Наступило неловкое молчание. Хитрый Волынец опустил глаза и тыкал вилкой в помидор — не одобрял несдержанности бригадира. Прищепа встал, пошептался о чем-то с буфетчицей. Вернулся к столу, неся четыре налитых до половины стакана.
— Выпьем, мужчины. Все ясно, зачем спорить!
— Пухтин просился в совхоз, — сообщил Атрощенко. — Так знаете, какой шум поднялся на сходе! И видеть его не хотят. Особенно бабы. Как ошалели…
— Пухтин? — удивился Прищепа. — Так он же в Озерицком районе. Председатель колхоза. Как Лобана туда перевели, так и он под его крылышко.
— Выгнали. Два года пробыл — и будь здоров. И Лобан не помог.
Рогаль обхватил голову руками.
— И зря. При нем люди хлеб ели. Я с ним дело имел, знаю. Урожай неурожай, а голого трудодня у него не бывало. Большой человек Пухтин…
— Большой очковтиратель, — усмехнулся Атрощенко. — Его займы чуть до сумы не довели.

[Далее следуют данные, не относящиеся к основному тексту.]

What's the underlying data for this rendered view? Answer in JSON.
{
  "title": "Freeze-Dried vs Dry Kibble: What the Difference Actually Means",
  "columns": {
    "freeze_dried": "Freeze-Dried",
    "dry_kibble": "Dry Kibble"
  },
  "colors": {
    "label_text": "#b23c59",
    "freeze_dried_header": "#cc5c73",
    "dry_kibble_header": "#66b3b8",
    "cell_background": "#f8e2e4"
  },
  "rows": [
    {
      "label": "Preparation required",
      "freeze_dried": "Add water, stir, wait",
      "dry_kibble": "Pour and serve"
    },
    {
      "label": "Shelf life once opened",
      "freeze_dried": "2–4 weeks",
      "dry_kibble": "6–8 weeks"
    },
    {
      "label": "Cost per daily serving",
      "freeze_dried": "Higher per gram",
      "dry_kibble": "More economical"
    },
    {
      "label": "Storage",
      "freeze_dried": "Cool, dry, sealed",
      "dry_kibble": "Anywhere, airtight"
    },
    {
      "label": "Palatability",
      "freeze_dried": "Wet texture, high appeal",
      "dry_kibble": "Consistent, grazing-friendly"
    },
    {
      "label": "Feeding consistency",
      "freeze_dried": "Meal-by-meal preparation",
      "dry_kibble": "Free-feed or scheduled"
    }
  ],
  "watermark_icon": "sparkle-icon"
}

— Кредиты списали. Главное — вы не сидели без хлеба.
— Хватит, хлопцы, про Пухтина, — примиряюще сказал Волынец. — Давайте выпьем.
Шоферов за соседним столиком уже нет — за спорами никто не заметил, когда они вышли. Буфетчица перемывает стаканы, гремя ими на дне блестящего тазика, — дает понять, что время позднее, пора и честь знать…
— Надя, налей нам пива, и крышка, — просит Атрощенко. — Рабочий класс — он сознательный, лишнего не пьет.
Буфетчица молча подает кружки с пивом, забирает тарелки с остатками закуски. Рогаль — человек отходчивый, пьет пиво, хлопает по плечу бригадира. Стычки как будто и не было.
В гости к Дробку приехала невестка — учительница — с уже взрослым сыном. Валентина Андреевна, так зовут учительницу, когда-то работала в местечке, была завучем в десятилетке, однако после смерти мужа оставаться тут не захотела.
Годы берут свое — постарела, подурнела Валентина Андреевна, некогда черные как смоль волосы чуть ли не сплошь седые. Свекра уважает — наведывается часто, почти ежегодно и, когда есть возможность, живет по месяцу, по два. Недавно Валентине Андреевне присвоили звание заслуженной учительницы, и Дробок знает об этом — сказали соседи.
Внук, белявый, широкоплечий мужчина, еще неженатый, вылитый батька, сын Дробка, прохаживается по саду, разостлав дерюжку — лежит под дубами.
— За границу Сергея посылают, — сообщила Валентина Андреевна за столом. — В Гану… Есть такая страна в Африке. Мы потому к вам и приехали. Повидаться.
— А почему именно его? Он кто такой — инженер? Разве мало таких?
— Он французский язык знает. Ну, и по работе зарекомендовал себя.